July 30, 2021

Filler 2: Permission to-

Settling into the new place, environment, and working routine,
This will probably take some time.

In a way, it's perhaps physically slightly less taxing;
But in terms of the weight of the responsibility, and mentally, it's more and heavier.

First active general medicine on call as a physician, okay not so bad...
First passive covid on-call, so far still okay.

If there's anything that resurfaces from my ever-so-existing weakness,
It's my own insecurities and sense of incompetency and feeling unsure about everything
This, I need to "fix" it myself, and I need to improve.
This, I know will take longer than expected.
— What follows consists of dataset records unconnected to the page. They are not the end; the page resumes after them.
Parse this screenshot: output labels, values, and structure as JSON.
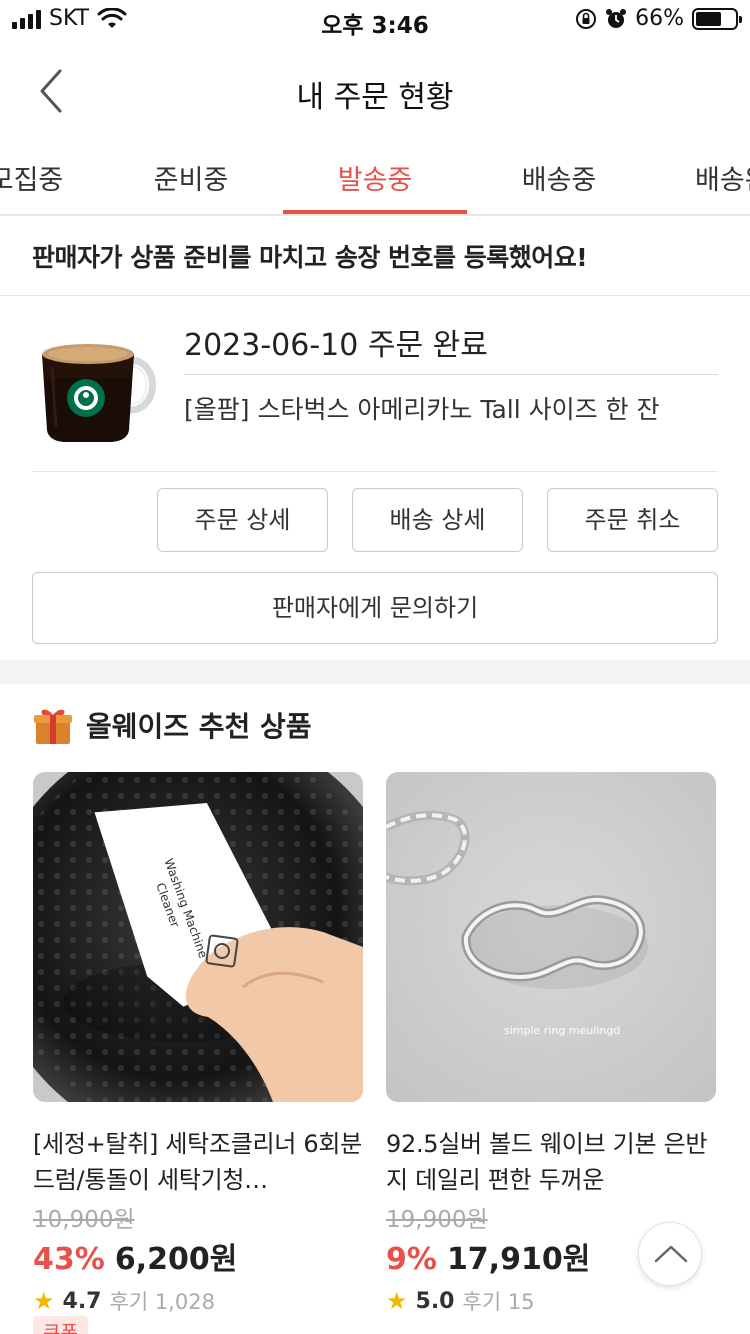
{
  "status_bar": {
    "carrier": "SKT",
    "time": "오후 3:46",
    "battery_percent": "66%",
    "battery_level": 0.66
  },
  "nav": {
    "title": "내 주문 현황"
  },
  "tabs": [
    {
      "label": "모집중"
    },
    {
      "label": "준비중"
    },
    {
      "label": "발송중"
    },
    {
      "label": "배송중"
    },
    {
      "label": "배송완료"
    }
  ],
  "active_tab": "발송중",
  "notice": {
    "text": "판매자가 상품 준비를 마치고 송장 번호를 등록했어요!"
  },
  "order": {
    "status": "2023-06-10 주문 완료",
    "product_name": "[올팜] 스타벅스 아메리카노 Tall 사이즈 한 잔",
    "buttons": {
      "detail": "주문 상세",
      "shipping": "배송 상세",
      "cancel": "주문 취소",
      "inquiry": "판매자에게 문의하기"
    }
  },
  "recommend": {
    "title": "올웨이즈 추천 상품",
    "products": [
      {
        "name": "[세정+탈취] 세탁조클리너 6회분 드럼/통돌이 세탁기청…",
        "original_price": "10,900원",
        "discount": "43%",
        "price": "6,200원",
        "rating": "4.7",
        "reviews": "후기 1,028",
        "packet_text_1": "Washing Machine",
        "packet_text_2": "Cleaner"
      },
      {
        "name": "92.5실버 볼드 웨이브 기본 은반지 데일리 편한 두꺼운",
        "original_price": "19,900원",
        "discount": "9%",
        "price": "17,910원",
        "rating": "5.0",
        "reviews": "후기 15",
        "image_caption": "simple ring meulingd"
      }
    ],
    "coupon_label": "쿠폰"
  },
  "colors": {
    "accent": "#e8504a",
    "star": "#f5b800"
  }
}
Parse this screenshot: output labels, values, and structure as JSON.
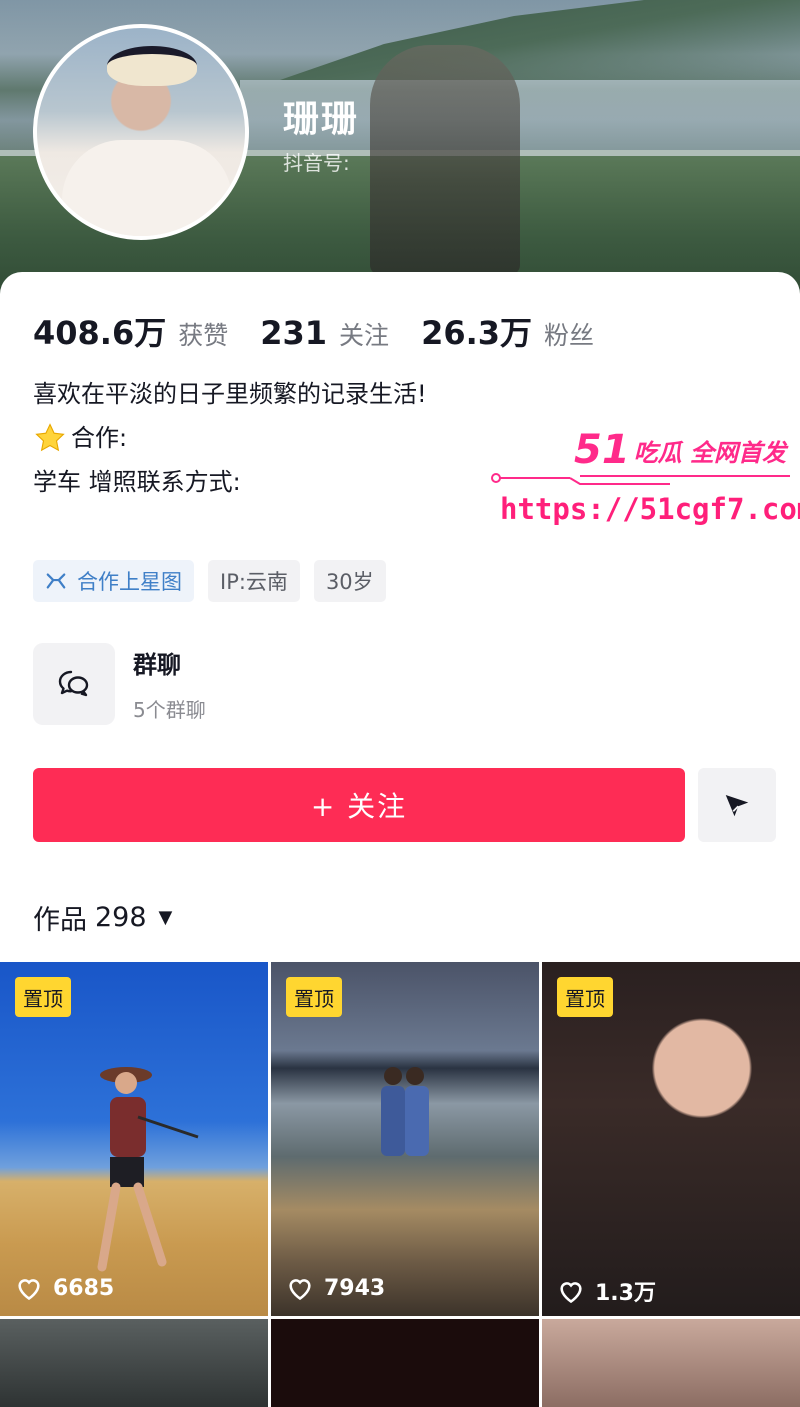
{
  "profile": {
    "nickname": "珊珊",
    "douyin_id_label": "抖音号:"
  },
  "stats": [
    {
      "value": "408.6万",
      "label": "获赞"
    },
    {
      "value": "231",
      "label": "关注"
    },
    {
      "value": "26.3万",
      "label": "粉丝"
    }
  ],
  "bio": {
    "line1": "喜欢在平淡的日子里频繁的记录生活!",
    "line2": "合作:",
    "line3": "学车 增照联系方式:"
  },
  "tags": {
    "star_map": "合作上星图",
    "ip": "IP:云南",
    "age": "30岁"
  },
  "group_chat": {
    "title": "群聊",
    "subtitle": "5个群聊"
  },
  "buttons": {
    "follow": "+ 关注"
  },
  "works": {
    "label": "作品",
    "count": "298"
  },
  "watermark": {
    "brand_num": "51",
    "brand_text": "吃瓜 全网首发",
    "url": "https://51cgf7.com"
  },
  "videos": [
    {
      "pinned": "置顶",
      "likes": "6685"
    },
    {
      "pinned": "置顶",
      "likes": "7943"
    },
    {
      "pinned": "置顶",
      "likes": "1.3万"
    }
  ],
  "colors": {
    "follow_red": "#fe2c55",
    "pin_yellow": "#ffd630",
    "watermark_pink": "#ff2a8a"
  }
}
But for someone who has trouble adapting to new places,
I probably purposely jeopardize my own sanity by choosing to be deployed for the pandemic mobilization, not knowing where I'd be placed when I signed up for it...
And now they assigned me to a whole new place, I'm wondering if I'm pushing myself beyond what I can chew and if I just like to get myself into troubles.... -.-;;
Perhaps I should have just sat quietly here to adapt and get used to the new environment D=

Let's see what will happen in the next 6 weeks...

July 18, 2021

Filler: Voice

Previously while waiting for gazettement placement, gazetting specialists were allowed to choose their floating placement. Not this year, the pandemic limited that options and I decided to go to Hosp Sg. Buloh, for a few reasons. Part of it is because I wanted to see how's the situation there and learn from the team managing the pandemic fully for the past 1 year and a half.

Although many people were surprised by the 'brave' decision I took, I never regretted it but feeling much grateful and thankful for the given opportunity.






I learned and gained a lot more than expected, I worked with hardworking and helpful teams and driven consultants, I was given the chance to meet and work with hardworking albeit tired MOs, most being contract MOs & medical registrars, reliable nurses and Sister and efficient MAs and PPKs. It was a short one month but I am honoured to be given this chance.

One of the backbones of the team apart from the nurses were the MOs. I feel the pain of their uncertain future amid the heavy workload on their shoulders. Their worries are always at the back of their minds, some have lost hope and motivation even. While I can support the campaign and movement for their fair treatment, I am not in their shoes. 


But one thing is for sure: How can one work with a peaceful mind not knowing if they will be terminated by the end of the year or once they are deemed no more critical for the service?  

To these junior colleagues of mine, I pray that solutions will be there for you guys.

This issue isn't the only one that plaques the HCW during this time when the number of cases keeps on increasing. The cry of the burnout colleagues resonates through and through and every day I pray those involved, these frontliners' journey will be eased and they are given strength to trudge through the coming days.


Everyone is looking forward to the day when we can finally breathe with ease and a smile.
Never stop praying, never stop hoping.
The journey is still ongoing;

And for me, tomorrow comes another new page, a new chapter, and a new phase in this book of life.